The principle of privity has traditionally been a staple of legal malpractice claims: it requires the existence of an attorney-client relationship before an action against the attorney may proceed. Over the years, strict views of privity have eroded and an increasing array of non-client plaintiffs are now permitted to bring direct actions against attorneys in various jurisdictions.
The Supreme Court of South Carolina recently issued a decision that illustrates this trend. In Sentry Select Insurance Co. v. Maybank Law Firm, LLC, No. 27806, 2018 S.C. LEXIS 67 (May 30, 2018), a 3-2 split decision, the Court held that an insurer may maintain a direct malpractice action against counsel it hired to defend its insured. Effectively, the Court expanded the state’s privity requirement to allow insurance carriers to maintain malpractice claims directly against the attorneys, despite the lack of an attorney-client relationship.
In the case, Sentry Select hired Maybank to defend a trucking company in a personal injury lawsuit. Maybank failed to respond timely to requests for admission, and Sentry Select believed that as a result, it was forced to settle the case for much more than it otherwise was worth. Sentry Select then filed suit against Maybank alleging legal malpractice and seeking damages for the increased settlement figure.

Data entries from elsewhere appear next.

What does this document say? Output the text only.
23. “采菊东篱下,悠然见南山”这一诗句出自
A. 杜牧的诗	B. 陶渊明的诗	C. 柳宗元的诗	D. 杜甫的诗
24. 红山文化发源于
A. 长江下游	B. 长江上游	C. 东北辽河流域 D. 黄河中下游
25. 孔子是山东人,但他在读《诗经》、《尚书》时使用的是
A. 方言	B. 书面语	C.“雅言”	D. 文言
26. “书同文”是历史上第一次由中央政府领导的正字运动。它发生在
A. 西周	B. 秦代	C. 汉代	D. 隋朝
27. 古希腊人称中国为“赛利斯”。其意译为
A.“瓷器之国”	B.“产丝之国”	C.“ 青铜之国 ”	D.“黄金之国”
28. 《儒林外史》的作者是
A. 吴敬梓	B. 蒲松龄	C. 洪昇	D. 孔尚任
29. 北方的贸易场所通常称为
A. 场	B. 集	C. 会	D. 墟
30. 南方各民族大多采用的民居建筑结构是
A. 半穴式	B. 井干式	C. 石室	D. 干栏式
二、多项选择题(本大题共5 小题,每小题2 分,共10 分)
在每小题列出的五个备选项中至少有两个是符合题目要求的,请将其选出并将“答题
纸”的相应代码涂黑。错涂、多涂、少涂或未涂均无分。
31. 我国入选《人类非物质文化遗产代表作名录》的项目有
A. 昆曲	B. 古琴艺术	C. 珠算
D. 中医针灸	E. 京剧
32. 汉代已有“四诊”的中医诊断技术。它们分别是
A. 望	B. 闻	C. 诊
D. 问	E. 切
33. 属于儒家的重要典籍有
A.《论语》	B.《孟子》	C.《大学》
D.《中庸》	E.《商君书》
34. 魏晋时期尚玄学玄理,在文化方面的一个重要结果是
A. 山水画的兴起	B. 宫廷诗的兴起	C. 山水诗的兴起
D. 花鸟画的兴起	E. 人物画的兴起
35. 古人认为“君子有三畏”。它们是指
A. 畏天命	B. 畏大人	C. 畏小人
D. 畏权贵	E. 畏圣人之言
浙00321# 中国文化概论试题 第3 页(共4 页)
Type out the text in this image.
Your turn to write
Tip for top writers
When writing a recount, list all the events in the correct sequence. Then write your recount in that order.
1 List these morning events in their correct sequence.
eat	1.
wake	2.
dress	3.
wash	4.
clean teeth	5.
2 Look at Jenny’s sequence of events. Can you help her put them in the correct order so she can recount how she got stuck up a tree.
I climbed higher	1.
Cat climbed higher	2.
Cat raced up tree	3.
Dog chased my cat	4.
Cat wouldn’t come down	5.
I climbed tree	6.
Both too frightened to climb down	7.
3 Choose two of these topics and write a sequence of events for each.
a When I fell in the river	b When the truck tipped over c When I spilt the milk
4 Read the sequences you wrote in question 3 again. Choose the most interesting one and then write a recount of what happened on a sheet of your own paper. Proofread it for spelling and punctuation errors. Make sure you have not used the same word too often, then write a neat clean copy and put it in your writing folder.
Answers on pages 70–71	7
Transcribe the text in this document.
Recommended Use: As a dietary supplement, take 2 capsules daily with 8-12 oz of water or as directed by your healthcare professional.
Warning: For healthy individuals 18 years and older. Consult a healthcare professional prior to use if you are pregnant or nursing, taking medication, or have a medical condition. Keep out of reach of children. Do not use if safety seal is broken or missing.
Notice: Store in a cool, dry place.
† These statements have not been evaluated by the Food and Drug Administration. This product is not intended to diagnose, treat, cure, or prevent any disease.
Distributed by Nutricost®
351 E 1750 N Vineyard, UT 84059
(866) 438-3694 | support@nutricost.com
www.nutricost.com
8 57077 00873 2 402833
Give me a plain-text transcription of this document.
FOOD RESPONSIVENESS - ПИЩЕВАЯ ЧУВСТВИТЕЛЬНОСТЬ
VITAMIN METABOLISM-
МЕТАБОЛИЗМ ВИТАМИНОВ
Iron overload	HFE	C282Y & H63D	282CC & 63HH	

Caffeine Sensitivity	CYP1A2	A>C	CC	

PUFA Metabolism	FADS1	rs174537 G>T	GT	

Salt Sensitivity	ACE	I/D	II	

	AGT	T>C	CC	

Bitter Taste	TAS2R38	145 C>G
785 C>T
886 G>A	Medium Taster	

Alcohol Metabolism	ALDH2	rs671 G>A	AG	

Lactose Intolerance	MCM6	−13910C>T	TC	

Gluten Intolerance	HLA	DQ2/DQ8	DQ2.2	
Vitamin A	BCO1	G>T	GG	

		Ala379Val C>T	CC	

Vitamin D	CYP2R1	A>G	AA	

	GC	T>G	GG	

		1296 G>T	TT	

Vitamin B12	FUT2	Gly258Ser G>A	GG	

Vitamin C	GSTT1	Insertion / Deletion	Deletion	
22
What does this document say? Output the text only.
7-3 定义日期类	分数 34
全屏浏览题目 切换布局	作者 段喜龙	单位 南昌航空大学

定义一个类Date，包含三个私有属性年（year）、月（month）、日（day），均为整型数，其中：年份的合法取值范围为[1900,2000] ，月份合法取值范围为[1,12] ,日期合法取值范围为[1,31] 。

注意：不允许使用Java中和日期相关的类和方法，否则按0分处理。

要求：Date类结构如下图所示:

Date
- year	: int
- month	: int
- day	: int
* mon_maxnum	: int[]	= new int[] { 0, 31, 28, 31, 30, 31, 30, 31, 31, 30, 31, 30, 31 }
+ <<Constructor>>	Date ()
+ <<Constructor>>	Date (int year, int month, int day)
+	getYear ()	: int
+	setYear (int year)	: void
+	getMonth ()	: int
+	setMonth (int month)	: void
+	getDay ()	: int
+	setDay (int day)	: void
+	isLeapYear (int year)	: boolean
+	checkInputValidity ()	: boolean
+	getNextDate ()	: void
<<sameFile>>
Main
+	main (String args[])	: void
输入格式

After noting that in South Carolina an attorney owes fiduciary duties only to his/her client, and not to the insurance carrier, the Court recognized that “an insurance company that hires an attorney to represent its insured is in a unique position in relation to the resulting attorney-client relationship,” and as a result “an insurer may bring a direct malpractice action against counsel hired to represent its insured.” Id. at *3-4.
However, the Court was also careful to limit an insurer’s rights to pursue such claims if there is a conflict between the attorney's client's interests and the interests of the insurer. The Court recognized that at times the client’s interests are not exactly aligned with those of the insurer, and it would be improper to require hired counsel to risk malpractice claims in order to pursue the interests of the client. In navigating this dilemma, the Court qualified its holding:
the insurer may recover only for the attorney’s breach of his duty to his client, when the insurer proves the breach is the proximate cause of damages to the insurer. If the interests of the client are the slightest bit inconsistent with the insurer's interests, there can be no liability of the attorney to the insurer, for we will not permit the attorney's duty to the client to be affected by the interests of the insurance company. Whether there is any inconsistency between the client's and the insurer’s interests in the circumstances of an individual case is a question of law to be answered by the trial court.
As one final limitation on an insurer’s rights to pursue malpractice claims, and to limit the potential for unfounded claims that could jeopardize the sanctity of the attorney-client relationship, the Court also required the insurer to prove its case by clear and convincing evidence. Id. at *8.
The Sentry Select decision is another in a long line of cases that has loosened long-standing requirements for pursuing malpractice claims. There is little doubt that privity rules will continue further degradation in favor of expanding legal malpractice torts. Practitioners should beware of this changing landscape and understand that they may face malpractice claims from non-clients under the right circumstances.